The comment on the change is:
new page on disks for Hadoop.

New page:
= Setting up Disks for Hadoop =

Here are some recommendations for setting up disks in a Hadoop cluster. What we 
have here is anecdotal -hard evidence is very welcome, and everyone should 
expect a bit of trial and error work.

== Key Points ==

Goals for a Hadoop cluster are normally massive amounts of data with high I/O 
bandwidth. Your MapReduce jobs may be IO bound or CPU/Memory bound -if you know 
which one is more important (effectively how many CPU cycles/RAM MB used per 
Map or Reduce), you can make better decisions.

== Hardware ==

You don't need RAID disk controllers for Hadoop, as it copies data across 
multiple machines instead.

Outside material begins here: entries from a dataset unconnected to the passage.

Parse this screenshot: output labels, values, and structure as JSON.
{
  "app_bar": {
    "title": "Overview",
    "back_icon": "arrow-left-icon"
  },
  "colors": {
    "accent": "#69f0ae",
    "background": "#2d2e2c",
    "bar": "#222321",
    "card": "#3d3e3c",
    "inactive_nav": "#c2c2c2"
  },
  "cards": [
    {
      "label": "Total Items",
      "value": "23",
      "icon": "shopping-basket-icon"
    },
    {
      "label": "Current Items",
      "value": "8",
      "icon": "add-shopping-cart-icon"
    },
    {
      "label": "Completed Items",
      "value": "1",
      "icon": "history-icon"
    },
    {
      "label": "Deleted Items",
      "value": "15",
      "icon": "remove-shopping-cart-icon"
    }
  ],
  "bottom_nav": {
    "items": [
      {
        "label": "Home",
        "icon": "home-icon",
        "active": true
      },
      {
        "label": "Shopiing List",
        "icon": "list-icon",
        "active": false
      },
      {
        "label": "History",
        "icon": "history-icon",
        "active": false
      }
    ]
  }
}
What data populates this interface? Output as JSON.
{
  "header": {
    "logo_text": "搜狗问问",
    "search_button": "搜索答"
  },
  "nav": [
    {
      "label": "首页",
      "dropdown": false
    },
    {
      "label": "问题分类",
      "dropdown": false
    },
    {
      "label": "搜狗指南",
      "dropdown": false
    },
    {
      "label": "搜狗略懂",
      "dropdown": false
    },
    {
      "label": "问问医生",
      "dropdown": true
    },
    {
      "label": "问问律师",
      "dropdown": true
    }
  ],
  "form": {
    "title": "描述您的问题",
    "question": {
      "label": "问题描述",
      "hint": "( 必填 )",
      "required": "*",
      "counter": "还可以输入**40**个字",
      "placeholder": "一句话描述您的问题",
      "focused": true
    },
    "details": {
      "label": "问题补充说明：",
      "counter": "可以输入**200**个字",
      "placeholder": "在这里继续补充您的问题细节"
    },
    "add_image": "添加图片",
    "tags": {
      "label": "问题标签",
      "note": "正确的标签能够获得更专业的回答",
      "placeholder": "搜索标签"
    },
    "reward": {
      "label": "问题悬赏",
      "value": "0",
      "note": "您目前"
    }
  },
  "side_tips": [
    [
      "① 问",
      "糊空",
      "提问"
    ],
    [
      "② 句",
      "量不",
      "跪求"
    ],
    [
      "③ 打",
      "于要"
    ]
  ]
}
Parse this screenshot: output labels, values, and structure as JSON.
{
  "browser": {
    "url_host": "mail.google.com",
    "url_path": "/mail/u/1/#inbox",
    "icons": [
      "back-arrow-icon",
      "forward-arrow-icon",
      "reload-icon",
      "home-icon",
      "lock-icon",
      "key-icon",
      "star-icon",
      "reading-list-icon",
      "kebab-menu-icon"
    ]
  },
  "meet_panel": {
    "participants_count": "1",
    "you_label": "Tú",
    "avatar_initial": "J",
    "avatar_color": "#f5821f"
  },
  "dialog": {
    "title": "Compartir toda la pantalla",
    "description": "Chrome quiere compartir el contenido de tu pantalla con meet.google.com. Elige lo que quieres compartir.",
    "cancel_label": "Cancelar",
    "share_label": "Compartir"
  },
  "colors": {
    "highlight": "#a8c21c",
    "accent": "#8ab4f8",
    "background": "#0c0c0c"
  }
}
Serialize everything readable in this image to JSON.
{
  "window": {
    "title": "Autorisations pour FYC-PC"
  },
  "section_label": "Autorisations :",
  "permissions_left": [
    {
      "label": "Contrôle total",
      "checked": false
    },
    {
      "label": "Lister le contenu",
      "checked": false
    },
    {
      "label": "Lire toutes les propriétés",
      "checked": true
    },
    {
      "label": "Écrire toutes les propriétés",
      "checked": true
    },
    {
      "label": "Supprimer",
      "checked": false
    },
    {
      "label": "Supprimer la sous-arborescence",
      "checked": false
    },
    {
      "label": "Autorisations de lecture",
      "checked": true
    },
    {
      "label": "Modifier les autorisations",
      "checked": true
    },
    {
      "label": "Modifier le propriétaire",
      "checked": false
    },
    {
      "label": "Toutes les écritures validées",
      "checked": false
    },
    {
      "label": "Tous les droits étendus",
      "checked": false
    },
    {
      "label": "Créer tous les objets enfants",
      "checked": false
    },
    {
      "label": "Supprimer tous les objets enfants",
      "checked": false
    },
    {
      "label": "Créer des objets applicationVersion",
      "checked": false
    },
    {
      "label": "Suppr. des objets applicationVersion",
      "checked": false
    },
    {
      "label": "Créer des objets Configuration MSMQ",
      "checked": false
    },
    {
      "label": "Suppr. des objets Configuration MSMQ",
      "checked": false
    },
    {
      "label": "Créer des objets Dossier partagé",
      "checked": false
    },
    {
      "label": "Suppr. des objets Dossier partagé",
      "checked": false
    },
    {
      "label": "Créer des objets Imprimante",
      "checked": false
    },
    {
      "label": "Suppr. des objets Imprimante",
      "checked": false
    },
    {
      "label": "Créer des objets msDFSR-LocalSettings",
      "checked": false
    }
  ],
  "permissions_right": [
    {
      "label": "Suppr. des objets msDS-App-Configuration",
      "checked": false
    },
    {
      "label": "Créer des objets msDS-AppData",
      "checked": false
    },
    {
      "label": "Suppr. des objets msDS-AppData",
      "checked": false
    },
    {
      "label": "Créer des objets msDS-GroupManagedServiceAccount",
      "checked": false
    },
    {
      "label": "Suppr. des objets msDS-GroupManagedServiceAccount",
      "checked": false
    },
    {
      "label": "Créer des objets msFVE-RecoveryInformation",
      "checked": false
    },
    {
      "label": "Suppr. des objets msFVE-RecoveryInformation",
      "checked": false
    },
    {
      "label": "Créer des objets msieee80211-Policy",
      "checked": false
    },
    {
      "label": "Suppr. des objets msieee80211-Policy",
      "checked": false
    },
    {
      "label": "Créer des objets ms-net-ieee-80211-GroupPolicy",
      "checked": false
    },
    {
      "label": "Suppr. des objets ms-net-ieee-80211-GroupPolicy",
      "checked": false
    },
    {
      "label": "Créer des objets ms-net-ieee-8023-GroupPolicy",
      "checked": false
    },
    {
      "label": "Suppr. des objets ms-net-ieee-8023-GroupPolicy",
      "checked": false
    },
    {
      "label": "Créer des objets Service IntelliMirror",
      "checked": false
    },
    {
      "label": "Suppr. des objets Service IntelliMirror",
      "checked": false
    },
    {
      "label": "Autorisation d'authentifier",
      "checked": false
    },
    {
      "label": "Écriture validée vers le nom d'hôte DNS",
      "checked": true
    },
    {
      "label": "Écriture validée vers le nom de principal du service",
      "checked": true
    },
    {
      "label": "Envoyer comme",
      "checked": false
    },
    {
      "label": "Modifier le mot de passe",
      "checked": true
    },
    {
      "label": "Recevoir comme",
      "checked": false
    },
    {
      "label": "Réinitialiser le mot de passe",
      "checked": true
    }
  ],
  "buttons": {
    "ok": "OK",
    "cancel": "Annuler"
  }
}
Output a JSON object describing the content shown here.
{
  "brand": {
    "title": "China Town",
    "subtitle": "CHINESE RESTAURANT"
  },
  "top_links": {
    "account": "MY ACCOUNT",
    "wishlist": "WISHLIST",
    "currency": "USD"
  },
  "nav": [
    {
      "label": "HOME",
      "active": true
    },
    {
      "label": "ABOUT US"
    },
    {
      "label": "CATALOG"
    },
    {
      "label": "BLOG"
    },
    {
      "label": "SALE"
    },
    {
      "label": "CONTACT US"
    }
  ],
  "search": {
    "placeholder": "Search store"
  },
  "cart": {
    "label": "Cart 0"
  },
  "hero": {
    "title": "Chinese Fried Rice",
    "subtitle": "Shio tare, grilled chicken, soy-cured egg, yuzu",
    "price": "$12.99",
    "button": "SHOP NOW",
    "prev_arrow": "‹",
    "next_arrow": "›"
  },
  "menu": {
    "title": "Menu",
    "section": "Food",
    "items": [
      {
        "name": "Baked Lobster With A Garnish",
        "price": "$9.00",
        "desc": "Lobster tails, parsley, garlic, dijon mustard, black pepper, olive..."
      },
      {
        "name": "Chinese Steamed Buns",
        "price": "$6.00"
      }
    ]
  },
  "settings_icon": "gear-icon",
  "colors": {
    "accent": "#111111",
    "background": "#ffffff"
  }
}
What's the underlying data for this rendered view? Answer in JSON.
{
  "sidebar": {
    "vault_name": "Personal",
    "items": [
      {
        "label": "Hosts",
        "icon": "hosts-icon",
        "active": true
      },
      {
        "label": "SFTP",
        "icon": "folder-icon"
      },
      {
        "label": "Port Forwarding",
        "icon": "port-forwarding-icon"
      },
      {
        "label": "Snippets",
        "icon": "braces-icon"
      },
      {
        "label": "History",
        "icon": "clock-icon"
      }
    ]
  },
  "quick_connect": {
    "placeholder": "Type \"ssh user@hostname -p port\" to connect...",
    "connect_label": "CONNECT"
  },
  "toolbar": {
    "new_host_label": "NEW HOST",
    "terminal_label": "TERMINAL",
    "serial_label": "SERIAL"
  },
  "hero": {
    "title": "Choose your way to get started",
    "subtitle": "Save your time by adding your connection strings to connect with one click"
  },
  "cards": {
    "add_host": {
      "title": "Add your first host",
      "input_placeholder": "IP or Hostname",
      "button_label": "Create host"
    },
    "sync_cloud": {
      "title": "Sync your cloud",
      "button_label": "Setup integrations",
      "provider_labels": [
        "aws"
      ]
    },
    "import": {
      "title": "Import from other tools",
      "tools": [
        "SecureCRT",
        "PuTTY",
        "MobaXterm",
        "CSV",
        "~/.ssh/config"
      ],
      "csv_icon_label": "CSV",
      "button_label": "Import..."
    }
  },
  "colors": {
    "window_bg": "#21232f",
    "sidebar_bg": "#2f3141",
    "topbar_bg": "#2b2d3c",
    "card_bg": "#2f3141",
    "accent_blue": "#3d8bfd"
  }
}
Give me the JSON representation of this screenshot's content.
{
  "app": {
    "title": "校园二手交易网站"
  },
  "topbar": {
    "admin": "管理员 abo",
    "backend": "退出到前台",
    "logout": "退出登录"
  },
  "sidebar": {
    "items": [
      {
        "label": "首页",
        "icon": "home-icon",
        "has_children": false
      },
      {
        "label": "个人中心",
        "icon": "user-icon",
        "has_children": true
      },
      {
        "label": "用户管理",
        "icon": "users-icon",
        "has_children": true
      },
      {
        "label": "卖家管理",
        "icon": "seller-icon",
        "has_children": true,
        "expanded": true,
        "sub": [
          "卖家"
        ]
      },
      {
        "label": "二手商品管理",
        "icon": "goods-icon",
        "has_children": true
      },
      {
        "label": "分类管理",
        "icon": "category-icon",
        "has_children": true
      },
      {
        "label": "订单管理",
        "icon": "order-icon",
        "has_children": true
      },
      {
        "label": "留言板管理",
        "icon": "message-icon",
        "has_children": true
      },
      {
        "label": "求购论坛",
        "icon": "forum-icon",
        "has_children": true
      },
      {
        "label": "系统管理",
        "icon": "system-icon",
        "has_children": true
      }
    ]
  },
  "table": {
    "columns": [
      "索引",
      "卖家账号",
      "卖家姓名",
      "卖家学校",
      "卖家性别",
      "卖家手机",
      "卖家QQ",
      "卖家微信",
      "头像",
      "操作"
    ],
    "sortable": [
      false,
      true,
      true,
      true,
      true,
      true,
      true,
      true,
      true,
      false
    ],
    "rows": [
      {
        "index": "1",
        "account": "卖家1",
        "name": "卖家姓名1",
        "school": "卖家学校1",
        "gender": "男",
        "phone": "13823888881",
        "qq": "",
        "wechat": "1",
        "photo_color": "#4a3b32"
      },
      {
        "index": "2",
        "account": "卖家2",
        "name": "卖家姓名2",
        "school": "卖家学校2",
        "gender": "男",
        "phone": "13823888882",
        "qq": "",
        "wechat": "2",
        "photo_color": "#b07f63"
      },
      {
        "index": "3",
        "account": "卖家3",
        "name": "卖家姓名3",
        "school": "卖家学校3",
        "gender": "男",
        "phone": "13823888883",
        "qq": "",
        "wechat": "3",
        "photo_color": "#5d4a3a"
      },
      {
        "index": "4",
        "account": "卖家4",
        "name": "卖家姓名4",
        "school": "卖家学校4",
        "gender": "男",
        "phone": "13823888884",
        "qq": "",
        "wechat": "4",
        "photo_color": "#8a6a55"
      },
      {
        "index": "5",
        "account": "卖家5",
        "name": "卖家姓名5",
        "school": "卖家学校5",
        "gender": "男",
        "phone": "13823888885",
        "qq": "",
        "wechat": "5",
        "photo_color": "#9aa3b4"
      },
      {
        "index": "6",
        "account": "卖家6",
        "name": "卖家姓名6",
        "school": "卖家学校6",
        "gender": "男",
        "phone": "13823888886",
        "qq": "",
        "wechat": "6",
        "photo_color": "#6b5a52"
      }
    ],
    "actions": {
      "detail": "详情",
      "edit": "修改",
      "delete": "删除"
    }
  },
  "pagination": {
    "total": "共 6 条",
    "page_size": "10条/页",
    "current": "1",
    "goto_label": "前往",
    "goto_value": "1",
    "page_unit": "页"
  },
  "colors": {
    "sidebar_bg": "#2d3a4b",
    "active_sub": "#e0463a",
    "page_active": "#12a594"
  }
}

This increase the likelihood that there is a free 
task slot near that data, and if the servers are on different PSUs and 
switches, eliminates some more points of failure in the datacenter.

Having lots of disks per server gives you more raw IO bandwidth than having one 
or two big disks. If you have enough that different tasks can be using 
different disks for input and output, disk seeking is minimized, which is one 
of the big disk performance killers. That said: more disks have a higher power 
budget; if you are power limited, you may want fewer but larger disks.

== Configuring Hadoop ==

Pass a list of disks to the dfs.data.dir parameter, Hadoop will use all of the 
disk that are available.

== Underlying File System ==

=== Ext3 ===

It's widely believed that Yahoo! use ext3. Regardless of the merits of the 
filesystem, that means that HDFS-on-ext3 has been publicly tested at a bigger 
scale than any other underlying filesystem.

=== XFS ===

>From Bryan on the core-user list on 19 May 2009:

 We use XFS for our data drives, and we've had somewhat mixed results. One of 
the biggest pros is that XFS has more free space than ext3, even with the 
reserved space settings turned all the way to 0. Another is that you can format 
a 1TB drive as XFS in about 0 seconds, versus minutes for ext3. This makes it 
really fast to kickstart our worker nodes.

 We have seen some weird stuff happen though when machines run out of memory, 
apparently because the XFS driver does something odd with kernel memory. When 
this happens, we end up having to do some fscking before we can get that node 
back online.

 As far as outright performance, I actually *did* do some tests of xfs vs ext3 
performance on our cluster. If you just look at a single machine's local disk 
speed, you can write and read noticeably faster when using XFS instead of ext3. 
However, the reality is that this extra disk performance won't have much of an 
effect on your overall job completion performance, since you will find yourself 
network bottlenecked well in advance of even ext3's performance.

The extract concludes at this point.